Alaerte Martins – Há causas diretas e indiretas. Nos países de Primeiro Mundo, a grande maioria dos óbitos maternos é por causa indireta, ou seja, doença previamente existente. Por exemplo, a gestante já tem hipertensão arterial ou diabetes antes da gravidez. Algumas vezes, apesar de acompanhamento diferenciado, essas doenças podem se exacerbar na gestação e ela morrer. A mulher morre não por causa da gravidez propriamente dita, mas devido a uma doença pré-existente.
Viomundo – E as causas diretas?
Alaerte Martins – É o grande absurdo: a mulher morrer exclusivamente porque está grávida. São quatro as principais: doença hipertensiva específica da gravidez (DHEG), hemorragia, infecção puerperal e aborto.
Viomundo – No Brasil, qual a mais freqüente?
Alaerte Martins – Na maioria das vezes, a DHEG é a primeira causa. Há anos em que a hemorragia a supera.
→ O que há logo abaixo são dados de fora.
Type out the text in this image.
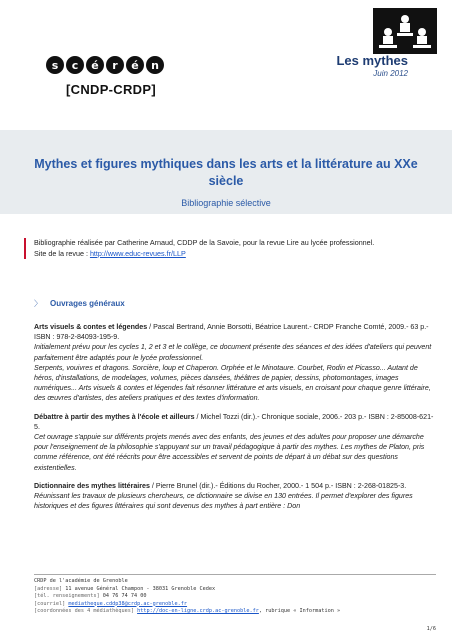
s	c	é	r	é	n
[CNDP-CRDP]
Les mythes
Juin 2012
Mythes et figures mythiques dans les arts et la littérature au XXe siècle
Bibliographie sélective
Bibliographie réalisée par Catherine Arnaud, CDDP de la Savoie, pour la revue Lire au lycée professionnel.
Site de la revue : http://www.educ-revues.fr/LLP
〉 Ouvrages généraux
Arts visuels & contes et légendes / Pascal Bertrand, Annie Borsotti, Béatrice Laurent.- CRDP Franche Comté, 2009.- 63 p.- ISBN : 978-2-84093-195-9.
Initialement prévu pour les cycles 1, 2 et 3 et le collège, ce document présente des séances et des idées d'ateliers qui peuvent parfaitement être adaptés pour le lycée professionnel.
Serpents, vouivres et dragons. Sorcière, loup et Chaperon. Orphée et le Minotaure. Courbet, Rodin et Picasso... Autant de héros, d'installations, de modelages, volumes, pièces dansées, théâtres de papier, dessins, photomontages, images numériques... Arts visuels & contes et légendes fait résonner littérature et arts visuels, en croisant pour chaque genre littéraire, des œuvres d'artistes, des ateliers pratiques et des textes d'information.
Débattre à partir des mythes à l'école et ailleurs / Michel Tozzi (dir.).- Chronique sociale, 2006.- 203 p.- ISBN : 2-85008-621-5.
Cet ouvrage s'appuie sur différents projets menés avec des enfants, des jeunes et des adultes pour proposer une démarche pour l'enseignement de la philosophie s'appuyant sur un travail pédagogique à partir des mythes. Les mythes de Platon, pris comme référence, ont été réécrits pour être accessibles et servent de points de départ à un débat sur des questions existentielles.
Dictionnaire des mythes littéraires / Pierre Brunel (dir.).- Éditions du Rocher, 2000.- 1 504 p.- ISBN : 2-268-01825-3.
Réunissant les travaux de plusieurs chercheurs, ce dictionnaire se divise en 130 entrées. Il permet d'explorer des figures historiques et des figures littéraires qui sont devenus des mythes à part entière : Don
CRDP de l'académie de Grenoble
[adresse] 11 avenue Général Champon - 38031 Grenoble Cedex
[tél. renseignements] 04 76 74 74 00
[courriel] mediatheque.cddp38@crdp.ac-grenoble.fr
[coordonnées des 4 médiathèques] http://doc-en-ligne.crdp.ac-grenoble.fr, rubrique « Information »
1/6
Quando isso acontece, é a segunda.
A DHEG é o distúrbio mais comum, acontece em geral na primeira gestação. Gestantes perfeitamente saudáveis podem tê-la. O organismo passa a tratar a placenta como inimiga. Por volta da 20ª semana, provoca aumento da pressão arterial, edema (inchaço por retenção de líquidos) e proteinúria (aparecimento de proteínas na urina).
A terceira causa é a infecção puerperal. Está mais do que comprovado que ela é decorrente de imprudência e negligência dos profissionais de saúde. São médicos que se acham deuses e não lavam as mãos antes dos procedimentos. E enfermeiras, que é a minha categoria profissional, que não sabem esterilizar direito os materiais. Resultado: a gestante acaba morrendo de infecção. Ela pode contrair infecção numa cesariana descuidada e até num parto normal se for deixado no útero resto placentário.
Viomundo – Como prevenir a doença hipertensiva específica da gravidez?
Alaerte Martins – Fazendo pré-natal bem feito. Numa gravidez normal, dá, em torno, de 12 consultas. Mas existe um protocolo básico que tem de ser seguido, seja a paciente SUS, de convênio ou particular. Isso implica fazer, no mínimo, seis consultas, se a paciente não for de risco. É o mínimo mesmo! Em cada uma, é preciso verificar a pressão arterial e o peso – 1kg a 1,5kg é o máximo que se deve ganhar por mês. E fazer duas baterias de exames de urina. Com isso, previne-se a maior causa de mortalidade materna, que é a DHEG.
Viomundo – Mais leitos em UTI previnem a DHEG?
Alaerte Martins – Não adianta só fazer UTI. O leito da UTI é para a mulher que já está morrendo. Se a DHEG não for prevenida no pré-natal, através do acompanhamento adequado, a doença avançará tanto que a gestante entrará em coma. Aí, claro, vai precisar de UTI.
Muitas vezes a mulher com DHEG não morre por causa da DHEG propriamente dita, mas devido à imprudência do médico. Na ansiedade de fazer logo o parto, ele realiza uma cesariana no sufoco. A paciente descompensa de vez e morre.
Viomundo – Cesariana aumenta o risco da gestante com DHEG?
Alaerte Martins – Se não estiver sulfatada, sim.
Viomundo – O que significa sulfatar?
Alaerte Martins – Equilibrar a pressão arterial da gestante, dando-lhe sulfato de magnésio. Suponhamos que a pressão foi a para 20 por 15. Cesárea feita com esse nível pressório, a gestante “empacota”.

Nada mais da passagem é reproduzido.